Journal d’un civil (73) La machine à laver le linge

Lundi 18 décembre.

Ce matin je vois passer une nouvelle intéressante. Le premier ministre veut changer le nom de l’opération en cours.

Jusque-là elle s’appelait Opération Epées de fer. Pourquoi ? J’ai parfois l’impression que c’est un secret d’état. A chaque fois que j’ai demandé, à quelqu’un dans l’armée, qui s’occupait de trouver ces noms ou comment ils procédaient, on m’a toujours répondu avec des onomatopées et des propos vagues. Les Israéliens adorent faire ça pour faire mystérieux ; en réalité ça veut dire qu’ils n’en savent rien.

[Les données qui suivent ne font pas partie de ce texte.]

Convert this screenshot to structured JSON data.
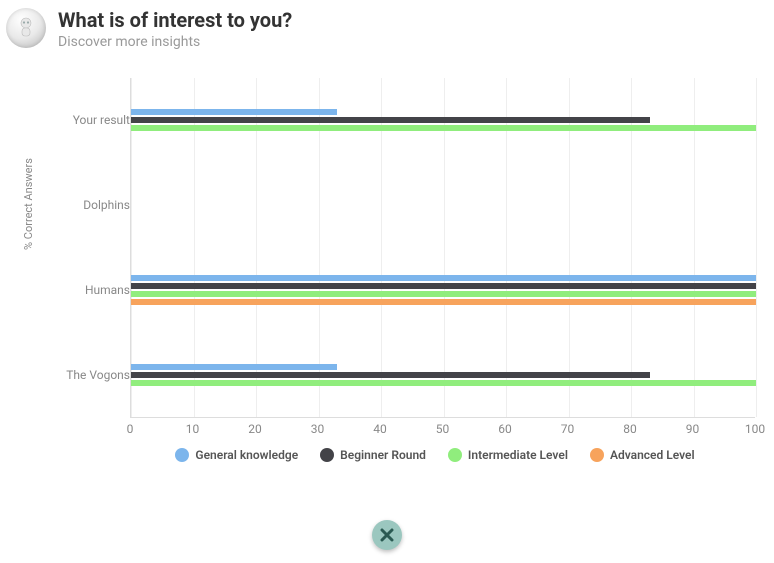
{
  "header": {
    "title": "What is of interest to you?",
    "subtitle": "Discover more insights"
  },
  "chart_data": {
    "type": "bar",
    "orientation": "horizontal",
    "ylabel": "% Correct Answers",
    "xlabel": "",
    "xlim": [
      0,
      100
    ],
    "xticks": [
      0,
      10,
      20,
      30,
      40,
      50,
      60,
      70,
      80,
      90,
      100
    ],
    "categories": [
      "Your result",
      "Dolphins",
      "Humans",
      "The Vogons"
    ],
    "series": [
      {
        "name": "General knowledge",
        "color": "#7cb5ec",
        "values": [
          33,
          0,
          100,
          33
        ]
      },
      {
        "name": "Beginner Round",
        "color": "#434348",
        "values": [
          83,
          0,
          100,
          83
        ]
      },
      {
        "name": "Intermediate Level",
        "color": "#90ed7d",
        "values": [
          100,
          0,
          100,
          100
        ]
      },
      {
        "name": "Advanced Level",
        "color": "#f7a35c",
        "values": [
          0,
          0,
          100,
          0
        ]
      }
    ]
  },
  "close": {
    "label": "close"
  }
}
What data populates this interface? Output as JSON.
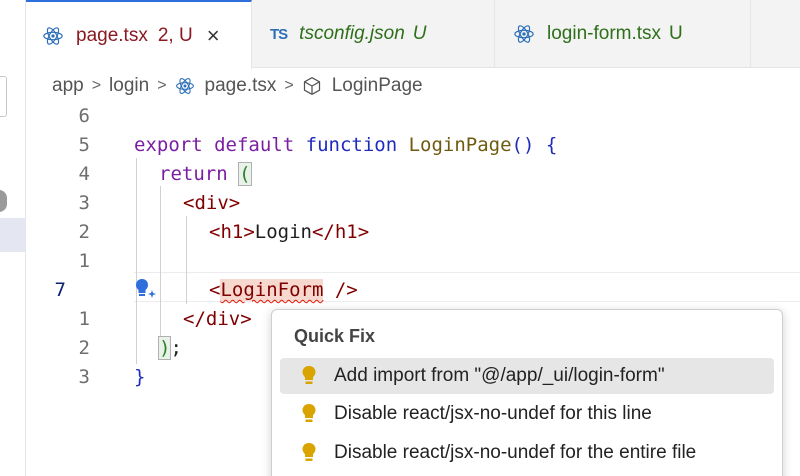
{
  "tabs": [
    {
      "name": "page.tsx",
      "badge": "2, U",
      "close": "×",
      "icon": "react-icon"
    },
    {
      "name": "tsconfig.json",
      "status": "U",
      "icon": "ts-icon",
      "icon_text": "TS"
    },
    {
      "name": "login-form.tsx",
      "status": "U",
      "icon": "react-icon"
    }
  ],
  "breadcrumb": {
    "items": [
      "app",
      "login",
      "page.tsx",
      "LoginPage"
    ],
    "separator": ">"
  },
  "editor": {
    "line_numbers": [
      "6",
      "5",
      "4",
      "3",
      "2",
      "1",
      "7",
      "1",
      "2",
      "3"
    ],
    "code": {
      "l1_export": "export",
      "l1_default": "default",
      "l1_function": "function",
      "l1_name": "LoginPage",
      "l1_parens": "()",
      "l1_brace": "{",
      "l2_return": "return",
      "l2_paren": "(",
      "l3_div_open": "<div>",
      "l4_h1_open": "<h1>",
      "l4_text": "Login",
      "l4_h1_close": "</h1>",
      "l6_lt": "<",
      "l6_component": "LoginForm",
      "l6_close": " />",
      "l7_div_close": "</div>",
      "l8_paren": ")",
      "l8_semi": ";",
      "l9_brace": "}"
    }
  },
  "quick_fix": {
    "title": "Quick Fix",
    "items": [
      "Add import from \"@/app/_ui/login-form\"",
      "Disable react/jsx-no-undef for this line",
      "Disable react/jsx-no-undef for the entire file"
    ]
  },
  "colors": {
    "accent": "#2f6fdc",
    "error": "#e51400",
    "modified_tab": "#8a1a22",
    "untracked": "#2e6f1a",
    "bulb": "#d9a400"
  }
}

En l’occurrence, j’ai une hypothèse assez probable à proposer pour expliquer le nom « épées de fer ». En effet, on a trouvé cet été, dans le désert de Judée, dans une grotte près de Ein Guedi, quatre épées romaines en fer et une tête de javelot, en excellent état. On pense qu’elles datent de l’époque de la révolte de Bar Korba (132-135 de notre ère) et que les armes ont été prises aux Romains par des rebelles juifs. La découverte est importante : il est extrêmement rare de trouver des armes antiques, qui plus est des armes antiques en bon état. Pour comparaison, on ne dispose que d’un seul bouclier romain, et il date (de mémoire) du IIIème siècle de notre ère !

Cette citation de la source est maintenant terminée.